If you zoom in a bit further on the Kubernetes architecture, it looks something like this:
Kubernetes architecture
Kubernetes consists of two main pieces: the control plane and worker nodes. Each of these will be discussed next.
Control plane
The control plane is responsible for managing the entire cluster. It consists of one or more master nodes (typically 3 master nodes for high availability), where each master node runs several components:
Kubernetes API Server
The Kubernetes API Server is the
endpoint you’re talking to when you use the Kubernetes API (e.g., via kubectl
).
Scheduler
The scheduler is responsible for figuring out which of the worker nodes to use to run your container(s). It tries to pick the "best" worker node based on a number of factors, such as high availability (try to run copies of the same container on different nodes so a failure in one node doesn’t take them all down), resource utilization (try to run the container on the least utilized node), container requirements (try to find nodes that meet the container’s requirements in terms of CPU, memory, port numbers, etc), and so on.
Controller Manager
The controller manager runs all the controllers, each of which is a control loop that continuously watches the state of the cluster and makes changes to move the cluster towards the desired state (you define the desired state via API calls).

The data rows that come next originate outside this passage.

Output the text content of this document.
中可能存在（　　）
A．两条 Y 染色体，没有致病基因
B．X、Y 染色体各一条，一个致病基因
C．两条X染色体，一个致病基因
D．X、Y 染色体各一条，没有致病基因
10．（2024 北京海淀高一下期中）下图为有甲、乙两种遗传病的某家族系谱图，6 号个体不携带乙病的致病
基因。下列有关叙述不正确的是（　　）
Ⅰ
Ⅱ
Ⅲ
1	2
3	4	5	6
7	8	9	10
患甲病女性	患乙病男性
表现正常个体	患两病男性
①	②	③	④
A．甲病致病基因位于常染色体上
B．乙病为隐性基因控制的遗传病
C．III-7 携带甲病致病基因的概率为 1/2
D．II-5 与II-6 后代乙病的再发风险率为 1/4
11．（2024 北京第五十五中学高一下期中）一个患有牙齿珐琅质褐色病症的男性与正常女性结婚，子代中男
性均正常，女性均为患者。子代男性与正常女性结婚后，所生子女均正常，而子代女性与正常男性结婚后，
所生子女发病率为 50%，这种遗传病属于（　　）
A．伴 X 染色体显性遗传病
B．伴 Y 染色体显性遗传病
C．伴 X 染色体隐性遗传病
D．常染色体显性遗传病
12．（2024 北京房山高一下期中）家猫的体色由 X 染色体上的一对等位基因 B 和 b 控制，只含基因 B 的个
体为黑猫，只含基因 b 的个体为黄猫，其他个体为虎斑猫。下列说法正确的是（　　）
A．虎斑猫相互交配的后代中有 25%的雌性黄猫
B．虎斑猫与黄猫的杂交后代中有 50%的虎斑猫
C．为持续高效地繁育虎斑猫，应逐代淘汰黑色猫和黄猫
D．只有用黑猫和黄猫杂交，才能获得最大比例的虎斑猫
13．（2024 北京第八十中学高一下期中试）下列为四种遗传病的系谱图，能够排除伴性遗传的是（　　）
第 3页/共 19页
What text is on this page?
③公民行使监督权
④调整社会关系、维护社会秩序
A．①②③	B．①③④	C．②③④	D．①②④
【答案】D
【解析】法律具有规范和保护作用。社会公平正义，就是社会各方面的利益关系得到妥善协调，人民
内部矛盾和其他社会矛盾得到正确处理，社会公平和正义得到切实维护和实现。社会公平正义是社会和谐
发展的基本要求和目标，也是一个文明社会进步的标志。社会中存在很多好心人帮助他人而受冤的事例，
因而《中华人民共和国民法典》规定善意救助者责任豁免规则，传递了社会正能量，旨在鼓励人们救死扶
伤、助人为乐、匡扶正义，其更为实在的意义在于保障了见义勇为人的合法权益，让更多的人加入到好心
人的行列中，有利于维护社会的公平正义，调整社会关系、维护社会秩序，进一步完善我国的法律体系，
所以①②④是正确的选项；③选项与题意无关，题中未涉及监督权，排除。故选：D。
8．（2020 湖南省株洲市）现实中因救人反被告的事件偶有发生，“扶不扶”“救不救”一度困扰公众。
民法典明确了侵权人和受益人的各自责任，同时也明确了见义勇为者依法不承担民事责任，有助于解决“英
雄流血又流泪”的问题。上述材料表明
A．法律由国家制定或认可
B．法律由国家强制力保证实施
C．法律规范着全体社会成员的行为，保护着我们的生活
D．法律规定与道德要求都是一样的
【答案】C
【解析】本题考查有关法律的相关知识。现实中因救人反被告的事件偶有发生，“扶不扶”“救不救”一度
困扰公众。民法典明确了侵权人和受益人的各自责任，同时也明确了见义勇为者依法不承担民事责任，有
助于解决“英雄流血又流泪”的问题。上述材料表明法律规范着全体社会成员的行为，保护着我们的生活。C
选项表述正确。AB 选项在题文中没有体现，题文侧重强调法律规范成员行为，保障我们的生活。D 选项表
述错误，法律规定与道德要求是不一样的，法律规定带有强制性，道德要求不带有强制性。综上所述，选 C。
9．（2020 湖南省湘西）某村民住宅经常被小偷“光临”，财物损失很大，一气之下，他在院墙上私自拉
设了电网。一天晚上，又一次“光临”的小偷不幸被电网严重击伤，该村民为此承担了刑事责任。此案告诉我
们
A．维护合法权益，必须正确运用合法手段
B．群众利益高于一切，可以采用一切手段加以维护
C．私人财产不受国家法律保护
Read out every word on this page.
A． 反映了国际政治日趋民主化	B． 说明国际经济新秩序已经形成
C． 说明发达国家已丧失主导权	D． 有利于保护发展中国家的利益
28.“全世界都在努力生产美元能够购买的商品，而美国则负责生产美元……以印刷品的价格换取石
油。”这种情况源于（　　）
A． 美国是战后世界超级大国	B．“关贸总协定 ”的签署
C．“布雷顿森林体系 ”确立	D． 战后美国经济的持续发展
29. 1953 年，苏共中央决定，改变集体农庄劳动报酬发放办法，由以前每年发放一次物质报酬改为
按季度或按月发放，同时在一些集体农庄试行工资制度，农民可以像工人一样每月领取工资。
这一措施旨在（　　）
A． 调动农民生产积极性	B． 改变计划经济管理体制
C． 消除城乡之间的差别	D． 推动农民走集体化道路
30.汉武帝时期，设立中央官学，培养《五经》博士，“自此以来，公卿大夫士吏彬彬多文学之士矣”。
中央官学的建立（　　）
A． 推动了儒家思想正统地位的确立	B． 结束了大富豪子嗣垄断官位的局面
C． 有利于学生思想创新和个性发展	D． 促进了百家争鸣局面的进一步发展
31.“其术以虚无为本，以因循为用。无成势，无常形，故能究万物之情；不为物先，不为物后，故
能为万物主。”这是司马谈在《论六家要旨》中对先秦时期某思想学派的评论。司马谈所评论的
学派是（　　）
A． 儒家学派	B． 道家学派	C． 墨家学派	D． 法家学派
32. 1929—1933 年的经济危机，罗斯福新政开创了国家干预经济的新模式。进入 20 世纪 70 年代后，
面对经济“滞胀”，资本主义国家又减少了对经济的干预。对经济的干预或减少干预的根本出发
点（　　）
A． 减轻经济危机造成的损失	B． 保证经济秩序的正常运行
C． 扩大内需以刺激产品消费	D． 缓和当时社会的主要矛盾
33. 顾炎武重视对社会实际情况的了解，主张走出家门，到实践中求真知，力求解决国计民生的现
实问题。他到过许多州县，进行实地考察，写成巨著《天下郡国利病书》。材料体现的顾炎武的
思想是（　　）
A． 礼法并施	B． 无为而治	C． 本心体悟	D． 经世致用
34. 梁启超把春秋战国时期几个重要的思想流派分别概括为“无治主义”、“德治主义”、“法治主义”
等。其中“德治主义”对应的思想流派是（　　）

For example, the node controller watches worker nodes and tries to ensure the requested number of Nodes is always running and the replication controller watches containers and tries to ensure the requested number of containers is always running.
etcd
etcd is a distributed key-value store that the master nodes use as a persistent way to store the cluster configuration.
Worker nodes
The worker nodes (or just nodes, for short) are the servers that run your containers. Each worker node runs several components:
Kubelet
The kubelet is the primary agent that you run on each worker node. It is responsible for talking to the Kubernetes API Server, figuring out the containers that are supposed to be on its worker node, and deploying those containers, monitoring them, and restarting any containers that are unhealthy.
kube-proxy
The Kubernetes Service Proxy (kube-proxy) also runs on each worker node. It is responsible for talking to the Kubernetes API Server, figuring out which containers live at which IPs, and proxying requests from containers on the same worker node to those IPs. This is used for Service Discovery within Kubernetes, a topic we’ll discuss later.